Et en dépit de sa stupéfiante immensité et de sa nouveauté, la biosphère de Jupiter était un monde fragile, un lieu de brumes et d’embruns, de délicats fils d’argent et de nappes fines comme du papier tissées par la chute de neige continuelle de pétrochimie née dans la haute atmosphère. Peu de ses fabrications étaient plus substantielles que des bulles de savon ; ses prédateurs les plus terrifiants pouvaient être mis en pièces par les plus faibles des carnivores terrestres…
— Et toutes ces merveilles ont été détruites… pour créer Lucifer ?
— Oui. Les Jupitériens ont été mis dans la balance, contre les Europiens… et n’ont pas fait le poids. Peut-être, dans cet environnement gazeux, n’auraient-ils jamais pu développer une réelle intelligence. Est-ce que cela devait les condamner ? Hal et moi cherchons encore la réponse à cette question, qui est une des raisons pour lesquelles nous avons besoin de votre aide.

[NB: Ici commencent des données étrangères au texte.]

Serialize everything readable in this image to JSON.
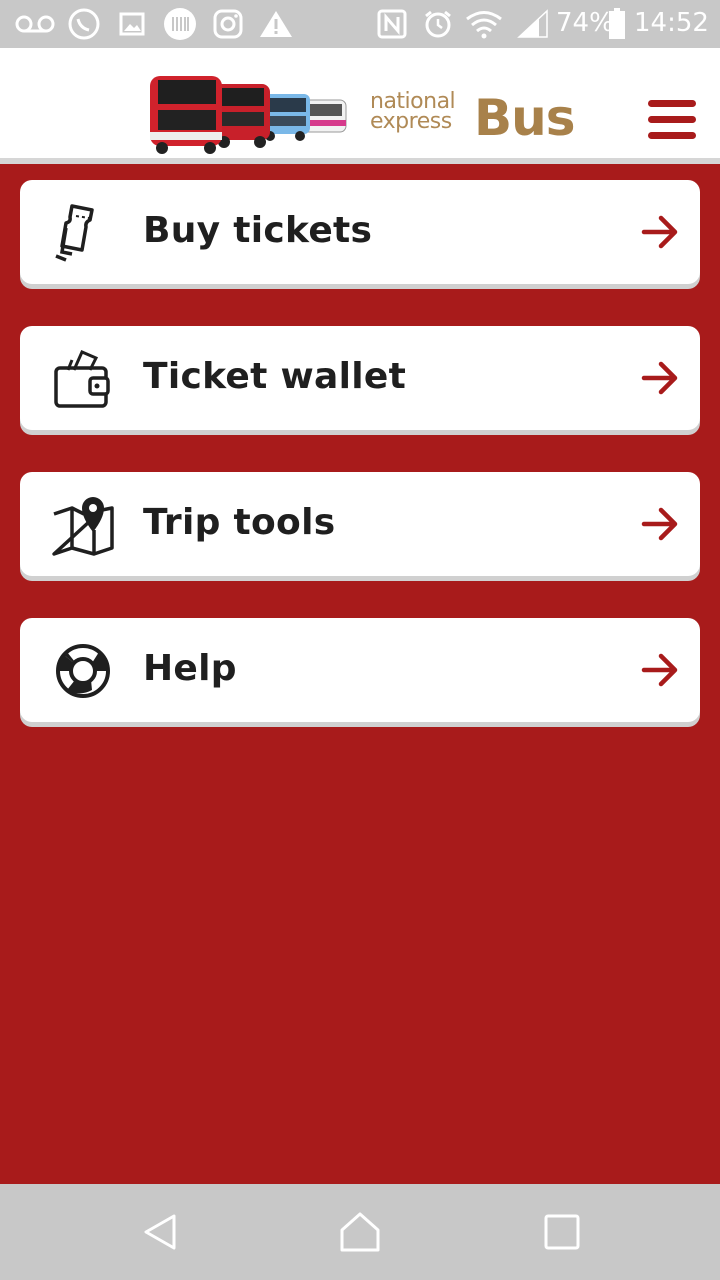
{
  "status_bar": {
    "battery_percent": "74%",
    "time": "14:52",
    "icons": [
      "voicemail-icon",
      "whatsapp-icon",
      "image-icon",
      "barcode-icon",
      "instagram-icon",
      "warning-icon",
      "nfc-icon",
      "alarm-icon",
      "wifi-icon",
      "signal-icon",
      "battery-icon"
    ]
  },
  "header": {
    "logo_line1": "national",
    "logo_line2": "express",
    "logo_bus": "Bus",
    "brand_color": "#a81b1b",
    "logo_gold": "#a8814a"
  },
  "menu": {
    "items": [
      {
        "label": "Buy tickets",
        "icon": "ticket-icon"
      },
      {
        "label": "Ticket wallet",
        "icon": "wallet-icon"
      },
      {
        "label": "Trip tools",
        "icon": "map-pin-icon"
      },
      {
        "label": "Help",
        "icon": "lifebuoy-icon"
      }
    ]
  },
  "nav_bar": {
    "buttons": [
      "back-icon",
      "home-icon",
      "recents-icon"
    ]
  }
}
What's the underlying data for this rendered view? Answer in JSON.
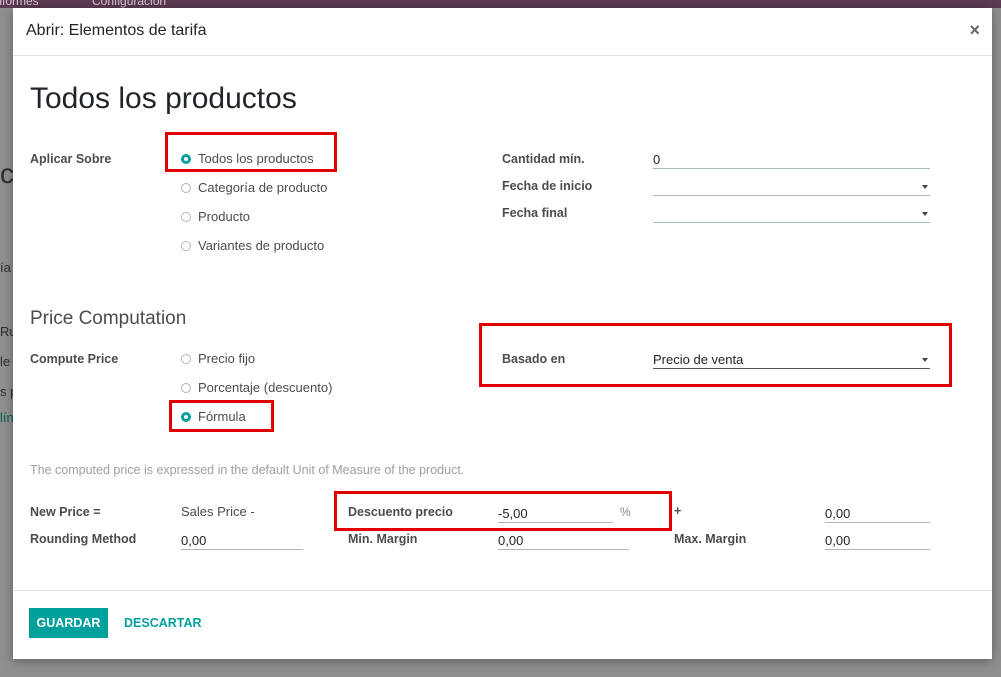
{
  "background": {
    "menu_informes": "Informes",
    "menu_configuracion": "Configuración",
    "fragments": [
      "ca",
      "ía",
      "Rul",
      "le",
      "s p",
      "líne"
    ]
  },
  "dialog": {
    "title": "Abrir: Elementos de tarifa",
    "close_symbol": "×",
    "record_name": "Todos los productos"
  },
  "apply": {
    "label": "Aplicar Sobre",
    "options": [
      "Todos los productos",
      "Categoría de producto",
      "Producto",
      "Variantes de producto"
    ],
    "selected": "Todos los productos"
  },
  "conditions": {
    "min_qty_label": "Cantidad mín.",
    "min_qty_value": "0",
    "start_date_label": "Fecha de inicio",
    "start_date_value": "",
    "end_date_label": "Fecha final",
    "end_date_value": ""
  },
  "price_computation": {
    "section_title": "Price Computation",
    "compute_label": "Compute Price",
    "options": [
      "Precio fijo",
      "Porcentaje (descuento)",
      "Fórmula"
    ],
    "selected": "Fórmula",
    "based_on_label": "Basado en",
    "based_on_value": "Precio de venta",
    "help_text": "The computed price is expressed in the default Unit of Measure of the product."
  },
  "formula": {
    "new_price_label": "New Price =",
    "sales_price_text": "Sales Price -",
    "discount_label": "Descuento precio",
    "discount_value": "-5,00",
    "percent_symbol": "%",
    "plus_symbol": "+",
    "surcharge_value": "0,00",
    "rounding_label": "Rounding Method",
    "rounding_value": "0,00",
    "min_margin_label": "Min. Margin",
    "min_margin_value": "0,00",
    "max_margin_label": "Max. Margin",
    "max_margin_value": "0,00"
  },
  "footer": {
    "save_label": "GUARDAR",
    "discard_label": "DESCARTAR"
  },
  "colors": {
    "primary": "#00a09d",
    "highlight": "#e00000",
    "topbar": "#5b3b53"
  }
}
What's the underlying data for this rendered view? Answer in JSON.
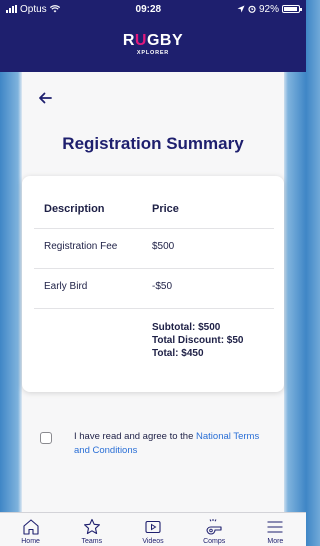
{
  "status_bar": {
    "carrier": "Optus",
    "time": "09:28",
    "battery": "92%",
    "battery_level": 0.92
  },
  "header": {
    "logo_main_prefix": "R",
    "logo_main_accent": "U",
    "logo_main_suffix": "GBY",
    "logo_sub": "XPLORER",
    "colors": {
      "bar": "#1e1f6e",
      "accent": "#e0197d"
    }
  },
  "page": {
    "title": "Registration Summary"
  },
  "summary_table": {
    "headers": [
      "Description",
      "Price"
    ],
    "rows": [
      {
        "description": "Registration Fee",
        "price": "$500"
      },
      {
        "description": "Early Bird",
        "price": "-$50"
      }
    ],
    "subtotal": "Subtotal: $500",
    "total_discount": "Total Discount: $50",
    "total": "Total: $450"
  },
  "agreement": {
    "text": "I have read and agree to the ",
    "link_text": "National Terms and Conditions",
    "checked": false
  },
  "tabbar": {
    "items": [
      {
        "label": "Home",
        "icon": "home-icon"
      },
      {
        "label": "Teams",
        "icon": "star-icon"
      },
      {
        "label": "Videos",
        "icon": "video-play-icon"
      },
      {
        "label": "Comps",
        "icon": "whistle-icon"
      },
      {
        "label": "More",
        "icon": "menu-icon"
      }
    ]
  }
}
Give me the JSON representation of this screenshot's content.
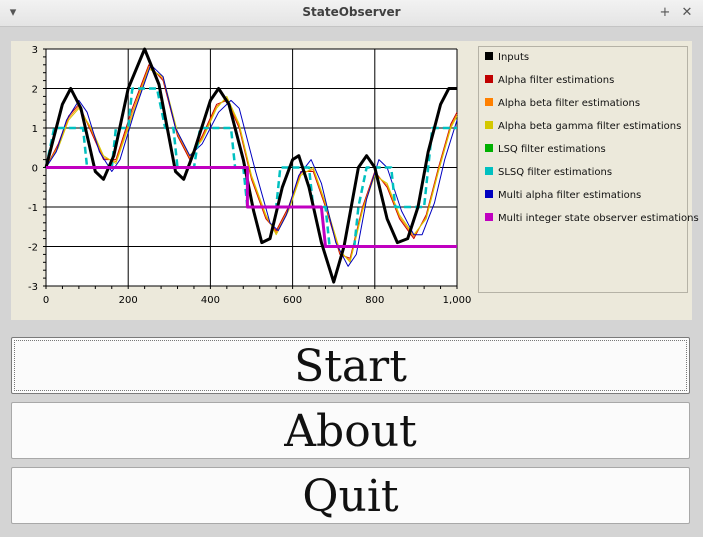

— Mais comment pouvons-nous nous attaquer, nous, au monolithe… le dévoreur de Jupiter ?
— Il n’est qu’un instrument ; il possède une vaste intelligence mais pas de conscience. En dépit de tous ses pouvoirs, Hal, vous et moi lui sommes supérieurs.
— J’ai du mal à le croire. Cela dit, quelque chose a dû créer le monolithe.
— Je l’ai rencontré une fois – si on peut dire ainsi – quand Discovery est arrivé sur Jupiter. « Il » m’a renvoyé dans l’état où je suis à présent pour servir ses intérêts sur d’autres mondes. Je n’en ai plus eu de nouvelles depuis ; maintenant nous sommes seuls… du moins pour le moment.
— Je trouve cela rassurant. Le monolithe est bien suffisant.
— Mais il y a aujourd’hui un problème plus grave. Quelque chose a mal tourné…
— Je ne savais pas que je pouvais encore connaître la peur…
— Quand le mont Zeus est tombé, il aurait pu détruire totalement ce monde-ci. Son impact était imprévu, et même imprévisible. Aucun calcul n’aurait permis d’imaginer un tel événement. Il a dévasté d’immenses régions du fond de l’océan europien, exterminé des espèces entières, dont quelques-unes qui nous inspiraient de grands espoirs. Le monolithe lui-même s’est renversé. Il a même pu être endommagé, des programmes ont peut-être été atteints. Il est certain qu’ils n’ont pas su parer à toutes les éventualités ; comment l’auraient-ils pu, dans un univers quasi infini, où le hasard peut toujours détruire les plans les mieux ourdis ?
— C’est vrai… autant pour les hommes que pour les monolithes.
— Nous devons être tous trois les administrateurs de l’imprévu, ainsi que les gardiens de ce monde. Vous avez déjà fait la connaissance des Amphibies ; il vous reste à connaître les Draineurs de lave à carapace de silicone et les Flotteurs qui moissonnent dans la mer. Notre mission est de les aider à réaliser la leur, peut-être ici, peut-être ailleurs.
— Et l’Humanité ?
— J’ai par moments été tenté de me mêler des affaires humaines, mais l’avertissement donné à l’Humanité s’applique aussi à moi.
— Nous ne l’avons pas très bien suivi.
— Assez bien, quand même. En attendant, il y a beaucoup à faire avant que le bref été d’Europe se termine et que revienne le long hiver.
— Combien de temps avons-nous ?
— Bien peu. À peine mille ans. Et nous ne devons pas oublier les Jupitériens.